The morton encoding of a node's i,j,k coordinates within the tree lets us identify a node uniquely if we already know it's depth. Without knowing the depth, there's no way to differentiate between cells at different depths in the tree. For example, the node at depth 1 with coords 0,0,0 has exactly the same morton encoding as the node at depth 2 with coords 0,0,0.

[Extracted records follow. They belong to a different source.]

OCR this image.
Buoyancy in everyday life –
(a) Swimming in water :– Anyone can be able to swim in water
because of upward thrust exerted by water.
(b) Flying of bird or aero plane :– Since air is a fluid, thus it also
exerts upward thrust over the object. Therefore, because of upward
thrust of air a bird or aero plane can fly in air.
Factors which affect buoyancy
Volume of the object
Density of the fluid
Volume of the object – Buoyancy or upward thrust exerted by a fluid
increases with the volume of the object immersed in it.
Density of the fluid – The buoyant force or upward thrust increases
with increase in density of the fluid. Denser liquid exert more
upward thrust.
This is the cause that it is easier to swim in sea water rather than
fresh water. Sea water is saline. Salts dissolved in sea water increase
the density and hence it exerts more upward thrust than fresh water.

We can fix this by appending the depth of the node to the morton encoding. If we have an octree of depth 9 then we need up to 27 bits for the morton encoding and 4 bits for the depth, which still fits nicely into a 32-bit integer. We'll shift the morton code up so that it starts at the topmost bit and set any unused trailing bits to zero. We'll put the depth in the bottom 4 bits. That leaves at least one bit free between the two parts - bit 4 - which we'll always set to zero (this will be useful later). The structure of the key will look like this:

 bit 31 30 29 28 27 26 25 24 23 22 21 20 19 18 17 16 15 14 13 12 11 10 9 8 7 6 5 4 3 2 1 0 morton index 0 depth

For a node at depth 7, for example, it would look like this:

 bit 31 30 29 28 27 26 25 24 23 22 21 20 19 18 17 16 15 14 13 12 11 10 9 8 7 6 5 4 3 2 1 0 morton index 0 0 0 0 0 0 0 7

Why do it this way? Well, in addition to identifying each node uniquely, this representation has a few other nice properties:

1. Sorting nodes by this number puts them in the order they would be visited by a pre-order traversal of the octree.
2. You can calculate the identifier of a parent node from a child using simple bitwise operations.
3. If you have two nodes at the same depth in the tree, you can calculate their lowest common ancestor using simple bitwise operations too.

## Implementing it

Here's an example implementation of the scheme above:

struct NodeKey {
uint32_t key;

// Depth of this node.
uint32_t depth() const
{
return key & 0xF;
}

// Morton index for this node.
uint32_t index() const
{
return key >> (31 - depth() * 3);
}

// Calculate the NodeKey for the parent of this node.
NodeKey parent() const
{
return ancestor_at_depth(depth() - 1);
}

// Calculate the NodeKey for the nth ancestor.
// n = 0 means self, n = 1 means parent, n = 2 means grandparent, ...
NodeKey ancestor_n(uint32_t n) const
{
return ancestor_at_depth(depth() - n);
}

// Calculate the NodeKey for the ancestor of this node at depth d in
// the octree.
NodeKey ancestor_at_depth(uint32_t d) const
{
assert(d <= depth());
uint32_t mask = 0xFFFFFFFF << (31 - d * 3));
return { (key & mask) | d };
}
};

// Find the deepest node that is a common ancestor of both input nodes.
NodeKey common_ancestor(const NodeKey a, const NodeKey b)
{
uint32_t bits = min(a.depth(), b.depth()) * 3;
uint32_t marker = 0x80000000 >> bits;
uint32_t depth = __builtin_clz((a.key ^ b.key) | marker) / 3;
return a.ancestor_at_depth(depth);
}


The line in common ancestor which calculates the depth of the common ancestor uses a slight variation on the technique from my previous post.

## Variations

If you want a post-order traversal instead, just set the trailing bits to 1 rather than 0.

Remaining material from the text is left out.